How Operators and Extractors Work Under-the-Hook
A technical deep-dive on how the Airflow OSS and OpenLineage OSS projects interact.
Overview
Airflow Operators and OpenLineage Extractors have a specific, if quirky, way of working together. Recently, the way they work together has seen a bit of an overhaul, and the new SQL Check Extractors added a new and unique way that the extractors work and interact with operators. In this blog, we'll demystify these relationships.
Note: This blog post describes the relationships of the operators and extractors only for Airflow>=2.3
and OpenLineage>=0.12.0
.
Integration
The Operator and the Extractor
Some quick definitions are in order before we continue.
The Airflow Operator defines a task, which is the unit of work in Airflow. All operators inherit from the BaseOperator
, and in addition to taking the arguments of the BaseOperator
, they can take arguments specific to the kind of task they are going to perform, such as a specific conn_id
to connect to a datasource or a dictionary of checks to perform on that datasource.
The OpenLineage Extractor is somewhat analogous to the Airflow Operator: it is a unit of work in OpenLineage, which takes the relevant input and output data from an operator, creates OpenLineage data facets, and sends those facets to be displayed in Marquez or Datakin. Each extractor maps to a specific set of operators via the get_operator_classnames()

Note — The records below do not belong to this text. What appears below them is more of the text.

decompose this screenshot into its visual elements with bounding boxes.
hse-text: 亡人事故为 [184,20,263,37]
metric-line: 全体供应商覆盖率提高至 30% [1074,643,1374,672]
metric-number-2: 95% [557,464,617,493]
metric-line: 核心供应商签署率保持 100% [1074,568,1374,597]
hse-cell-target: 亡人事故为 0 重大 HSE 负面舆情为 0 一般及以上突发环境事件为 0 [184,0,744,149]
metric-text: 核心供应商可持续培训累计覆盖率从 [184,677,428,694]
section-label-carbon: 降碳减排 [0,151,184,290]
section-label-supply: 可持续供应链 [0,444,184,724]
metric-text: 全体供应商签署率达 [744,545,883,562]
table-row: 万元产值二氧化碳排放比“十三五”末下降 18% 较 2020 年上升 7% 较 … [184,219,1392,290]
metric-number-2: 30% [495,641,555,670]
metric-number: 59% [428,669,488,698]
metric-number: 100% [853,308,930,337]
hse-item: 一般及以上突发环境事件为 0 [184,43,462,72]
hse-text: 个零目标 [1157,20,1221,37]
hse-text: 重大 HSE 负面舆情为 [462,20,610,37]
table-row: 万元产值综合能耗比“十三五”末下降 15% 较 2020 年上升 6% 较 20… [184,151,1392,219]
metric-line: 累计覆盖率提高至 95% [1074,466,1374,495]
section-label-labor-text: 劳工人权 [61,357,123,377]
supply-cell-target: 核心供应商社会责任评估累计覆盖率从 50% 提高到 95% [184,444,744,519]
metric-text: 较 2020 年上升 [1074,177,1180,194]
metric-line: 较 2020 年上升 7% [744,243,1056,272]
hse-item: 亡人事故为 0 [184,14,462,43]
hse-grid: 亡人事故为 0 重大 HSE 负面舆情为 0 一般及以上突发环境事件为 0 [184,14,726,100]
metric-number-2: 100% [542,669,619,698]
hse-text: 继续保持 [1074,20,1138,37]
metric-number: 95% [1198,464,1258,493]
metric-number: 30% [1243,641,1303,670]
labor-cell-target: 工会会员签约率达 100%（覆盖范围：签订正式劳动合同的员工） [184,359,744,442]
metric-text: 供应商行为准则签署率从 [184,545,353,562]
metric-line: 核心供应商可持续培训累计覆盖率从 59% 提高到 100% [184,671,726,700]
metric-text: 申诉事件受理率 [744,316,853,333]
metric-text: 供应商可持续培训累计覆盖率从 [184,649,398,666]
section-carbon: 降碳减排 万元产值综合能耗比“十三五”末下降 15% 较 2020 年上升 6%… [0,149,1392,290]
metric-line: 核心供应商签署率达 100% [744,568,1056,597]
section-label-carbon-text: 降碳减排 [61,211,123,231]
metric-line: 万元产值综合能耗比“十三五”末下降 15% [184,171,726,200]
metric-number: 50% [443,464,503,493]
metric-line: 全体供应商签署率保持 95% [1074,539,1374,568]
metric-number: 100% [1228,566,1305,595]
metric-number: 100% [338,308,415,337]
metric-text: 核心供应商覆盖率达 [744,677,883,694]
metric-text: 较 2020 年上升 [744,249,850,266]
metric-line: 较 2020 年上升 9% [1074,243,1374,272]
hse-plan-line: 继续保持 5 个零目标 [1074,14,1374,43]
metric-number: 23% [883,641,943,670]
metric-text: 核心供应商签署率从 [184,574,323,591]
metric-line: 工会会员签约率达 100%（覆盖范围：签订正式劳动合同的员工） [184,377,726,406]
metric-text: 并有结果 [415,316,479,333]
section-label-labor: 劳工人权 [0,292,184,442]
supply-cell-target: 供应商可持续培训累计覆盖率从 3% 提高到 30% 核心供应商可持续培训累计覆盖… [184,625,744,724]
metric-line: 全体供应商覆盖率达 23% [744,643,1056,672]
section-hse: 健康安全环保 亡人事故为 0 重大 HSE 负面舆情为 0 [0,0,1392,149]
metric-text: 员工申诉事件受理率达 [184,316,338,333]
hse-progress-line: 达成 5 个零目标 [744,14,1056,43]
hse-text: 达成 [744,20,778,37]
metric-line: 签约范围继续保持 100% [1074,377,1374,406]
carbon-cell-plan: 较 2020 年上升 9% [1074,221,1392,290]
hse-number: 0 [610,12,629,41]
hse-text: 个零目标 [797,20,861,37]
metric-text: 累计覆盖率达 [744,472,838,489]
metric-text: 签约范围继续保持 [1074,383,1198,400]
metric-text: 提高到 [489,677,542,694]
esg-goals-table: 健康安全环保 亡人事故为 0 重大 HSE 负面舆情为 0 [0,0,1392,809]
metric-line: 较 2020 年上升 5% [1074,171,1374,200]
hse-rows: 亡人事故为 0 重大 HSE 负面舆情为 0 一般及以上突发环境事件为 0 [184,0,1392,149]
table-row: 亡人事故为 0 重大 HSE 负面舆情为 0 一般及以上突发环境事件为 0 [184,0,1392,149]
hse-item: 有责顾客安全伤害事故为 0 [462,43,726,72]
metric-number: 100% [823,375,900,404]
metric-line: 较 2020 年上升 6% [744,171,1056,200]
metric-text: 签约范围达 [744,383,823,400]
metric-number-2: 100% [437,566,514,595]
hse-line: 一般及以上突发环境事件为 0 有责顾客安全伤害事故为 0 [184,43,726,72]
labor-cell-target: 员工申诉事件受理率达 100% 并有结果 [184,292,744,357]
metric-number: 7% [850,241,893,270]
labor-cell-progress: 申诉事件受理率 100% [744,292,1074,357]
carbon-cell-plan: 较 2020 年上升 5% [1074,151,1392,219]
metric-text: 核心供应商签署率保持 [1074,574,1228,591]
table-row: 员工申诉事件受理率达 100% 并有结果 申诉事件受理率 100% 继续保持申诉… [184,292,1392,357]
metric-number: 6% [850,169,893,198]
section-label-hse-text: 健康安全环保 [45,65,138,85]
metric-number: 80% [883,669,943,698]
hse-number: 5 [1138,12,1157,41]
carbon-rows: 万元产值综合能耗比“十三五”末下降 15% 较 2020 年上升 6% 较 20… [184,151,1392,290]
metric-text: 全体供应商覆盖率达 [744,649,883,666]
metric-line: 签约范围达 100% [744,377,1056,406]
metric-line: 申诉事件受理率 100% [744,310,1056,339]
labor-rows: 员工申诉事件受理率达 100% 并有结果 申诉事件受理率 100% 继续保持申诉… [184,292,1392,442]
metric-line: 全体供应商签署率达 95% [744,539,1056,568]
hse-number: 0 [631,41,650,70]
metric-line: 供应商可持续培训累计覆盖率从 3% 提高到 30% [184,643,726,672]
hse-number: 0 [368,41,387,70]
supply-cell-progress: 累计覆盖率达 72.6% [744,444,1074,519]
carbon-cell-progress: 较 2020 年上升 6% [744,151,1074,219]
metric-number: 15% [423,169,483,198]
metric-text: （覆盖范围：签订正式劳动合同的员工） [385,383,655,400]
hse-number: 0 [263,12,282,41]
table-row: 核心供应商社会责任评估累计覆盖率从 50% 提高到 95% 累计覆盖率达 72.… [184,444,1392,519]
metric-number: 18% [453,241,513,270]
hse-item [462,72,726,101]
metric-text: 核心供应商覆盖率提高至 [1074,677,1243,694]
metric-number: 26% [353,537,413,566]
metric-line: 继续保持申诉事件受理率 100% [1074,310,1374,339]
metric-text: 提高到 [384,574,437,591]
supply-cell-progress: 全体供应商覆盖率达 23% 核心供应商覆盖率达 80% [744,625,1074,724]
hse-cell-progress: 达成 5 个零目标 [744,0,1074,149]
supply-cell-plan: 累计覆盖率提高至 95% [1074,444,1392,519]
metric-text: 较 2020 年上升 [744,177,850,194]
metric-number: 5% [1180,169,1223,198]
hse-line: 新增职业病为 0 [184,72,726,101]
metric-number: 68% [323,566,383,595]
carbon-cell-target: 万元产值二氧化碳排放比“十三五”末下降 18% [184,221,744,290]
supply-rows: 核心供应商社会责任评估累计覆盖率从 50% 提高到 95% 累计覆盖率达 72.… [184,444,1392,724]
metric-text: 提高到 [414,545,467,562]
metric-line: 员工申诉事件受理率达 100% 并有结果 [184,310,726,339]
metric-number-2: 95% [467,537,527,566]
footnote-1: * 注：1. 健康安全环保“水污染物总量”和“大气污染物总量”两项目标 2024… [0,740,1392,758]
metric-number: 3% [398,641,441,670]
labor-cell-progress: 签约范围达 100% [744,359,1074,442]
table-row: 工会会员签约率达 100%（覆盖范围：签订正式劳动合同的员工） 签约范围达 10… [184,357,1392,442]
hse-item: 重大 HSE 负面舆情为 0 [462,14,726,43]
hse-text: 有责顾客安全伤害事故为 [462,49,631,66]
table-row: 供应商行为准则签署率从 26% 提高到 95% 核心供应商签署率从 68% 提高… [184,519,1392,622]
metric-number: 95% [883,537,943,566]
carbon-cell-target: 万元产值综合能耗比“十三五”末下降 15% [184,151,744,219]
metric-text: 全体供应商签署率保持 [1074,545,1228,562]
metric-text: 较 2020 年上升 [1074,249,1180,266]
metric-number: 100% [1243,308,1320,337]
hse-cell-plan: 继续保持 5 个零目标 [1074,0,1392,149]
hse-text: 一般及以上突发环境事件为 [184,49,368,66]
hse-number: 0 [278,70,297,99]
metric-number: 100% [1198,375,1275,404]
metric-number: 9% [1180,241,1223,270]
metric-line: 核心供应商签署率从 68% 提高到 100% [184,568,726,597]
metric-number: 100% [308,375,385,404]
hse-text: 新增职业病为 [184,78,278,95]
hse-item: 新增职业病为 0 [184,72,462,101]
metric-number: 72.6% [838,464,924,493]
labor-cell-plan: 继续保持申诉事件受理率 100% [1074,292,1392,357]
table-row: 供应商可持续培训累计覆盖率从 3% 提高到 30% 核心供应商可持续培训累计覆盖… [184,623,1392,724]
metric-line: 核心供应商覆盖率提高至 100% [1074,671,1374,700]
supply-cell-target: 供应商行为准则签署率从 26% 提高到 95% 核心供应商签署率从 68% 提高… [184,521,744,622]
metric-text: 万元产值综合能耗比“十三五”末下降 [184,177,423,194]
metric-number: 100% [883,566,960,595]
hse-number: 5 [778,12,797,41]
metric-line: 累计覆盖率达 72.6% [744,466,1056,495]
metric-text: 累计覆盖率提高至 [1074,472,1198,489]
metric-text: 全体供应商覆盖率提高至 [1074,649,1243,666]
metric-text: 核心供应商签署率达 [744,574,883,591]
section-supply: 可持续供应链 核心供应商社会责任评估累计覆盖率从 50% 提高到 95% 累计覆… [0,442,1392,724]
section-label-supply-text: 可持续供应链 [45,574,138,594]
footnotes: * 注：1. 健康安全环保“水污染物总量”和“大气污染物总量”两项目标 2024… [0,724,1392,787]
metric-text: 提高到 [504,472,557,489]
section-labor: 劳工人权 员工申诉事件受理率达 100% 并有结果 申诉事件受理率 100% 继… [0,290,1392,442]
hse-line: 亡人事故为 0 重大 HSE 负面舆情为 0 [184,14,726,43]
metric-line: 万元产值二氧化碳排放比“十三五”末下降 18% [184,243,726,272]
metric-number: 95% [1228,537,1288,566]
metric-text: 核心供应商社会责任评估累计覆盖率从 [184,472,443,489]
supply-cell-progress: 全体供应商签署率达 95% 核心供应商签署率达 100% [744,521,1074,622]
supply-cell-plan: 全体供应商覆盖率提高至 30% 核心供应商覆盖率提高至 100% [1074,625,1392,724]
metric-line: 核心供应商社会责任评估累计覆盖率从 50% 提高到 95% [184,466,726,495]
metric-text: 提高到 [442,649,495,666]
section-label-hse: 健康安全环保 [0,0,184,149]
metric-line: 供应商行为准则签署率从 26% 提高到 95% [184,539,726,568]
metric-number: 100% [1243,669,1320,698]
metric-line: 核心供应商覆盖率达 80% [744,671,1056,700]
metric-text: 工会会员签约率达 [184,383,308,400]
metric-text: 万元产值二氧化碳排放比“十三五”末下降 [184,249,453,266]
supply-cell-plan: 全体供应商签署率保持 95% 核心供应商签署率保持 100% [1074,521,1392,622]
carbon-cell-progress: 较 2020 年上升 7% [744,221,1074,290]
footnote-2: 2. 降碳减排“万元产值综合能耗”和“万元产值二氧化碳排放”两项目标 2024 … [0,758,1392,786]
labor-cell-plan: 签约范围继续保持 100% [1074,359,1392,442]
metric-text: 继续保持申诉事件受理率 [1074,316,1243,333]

class method. The extractors all inherit from a BaseExtractor
, which defines a few abstract methods, importantly execute()
and execute_on_complete()
.
Briefly, the two other major OpenLineage constructs in this story are the ExtractorManager
, which is responsible for identifying the correct extractor to use, and the Listener
, which is the connecting piece between OpenLineage and Airflow.
Interplay
Next, we'll walk through what happens when an Airflow instance with OpenLineage support runs a DAG, and how that operator data makes it to the Marquez or Datakin UI.
First, a DAG is born. When the DAG is run, the scheduler runs the operators in order by calling their execute()
method. This is the first time the OpenLineage Listener
responds. Triggered by the execute()
event, it calls the Manager
, which identifies the correct extractor based on the task_id
. Then the Extractor
's execute()
method is run, potentially returning lineage data in the form of a metadata object. When the operator is done--either succeeded or failed--, the Listener
calls the Manager
again, and this time the Manager
triggers the Extractor
's execute_on_complete()
method, which may also return metadata based on the result of the task. The metadata object is then sent to Marquez or Datakin, where the data is displayed.
SQL Check Operators/Extractors
The SQLCheckOperators
and SQLCheckExtractors
work slightly differently than the interplay outlined above. The biggest difference is that the SQLCheckExtractors
all inherit from a BaseSqlCheckExtractor
, which in turn dynamically inherits from the appropriate extractor at run time. The appropriate extractor is always some existing SQL database extractor. The BaseSqlCheckExtractor
itself only implements the extract_on_complete()
method by determining whether the super class’s extract()
or extract_on_complete()
method should be run to gather metadata. The _get_input_facets()
methods are all implemented by the particular check extractors, and are called in the super class’s extract()
or extract_on_complete()
method.
The dynamic inheritance is done by defining the SQLCheckExtractors
inside the get_check_extractors()
function that takes a class as a parameter and passes that class to the constructor of the BaseSqlCheckExtractor
. When a SQLCheckOperator
is run, and the Manager
searches for the correct extractor to use, it calls instantiate_abstract_extractors()
with the given task instance.
In this function, the task instance is used to find the correct extractor that will be the superclass of the BaseSqlCheckOperator
. To do this, the function uses a set of hard-coded operator names whose extractors will dynamically inherit from the found superclass. Currently, this list is the set of SQLCheckOperator
s, which corresponds to a dictionary of extractor keys and conn_type
values. The given task’s class name is checked against the set of operator names, and if it is in the set, a loop compares the existing extractor’s corresponding conn_type
from the aforementioned dictionary to the given task instance’s conn_type
retrieved from Airflow connections. If there’s a match, the get_check_extractors()
method is called with the matched extractor, instantiating all the operators with the correct superclass.
The SQLCheckExtractors
only rely on the extract_on_complete()
method, as the values needed from the operators, i.e. the results of the query and the success or failures of the checks, are only available after the operator completes.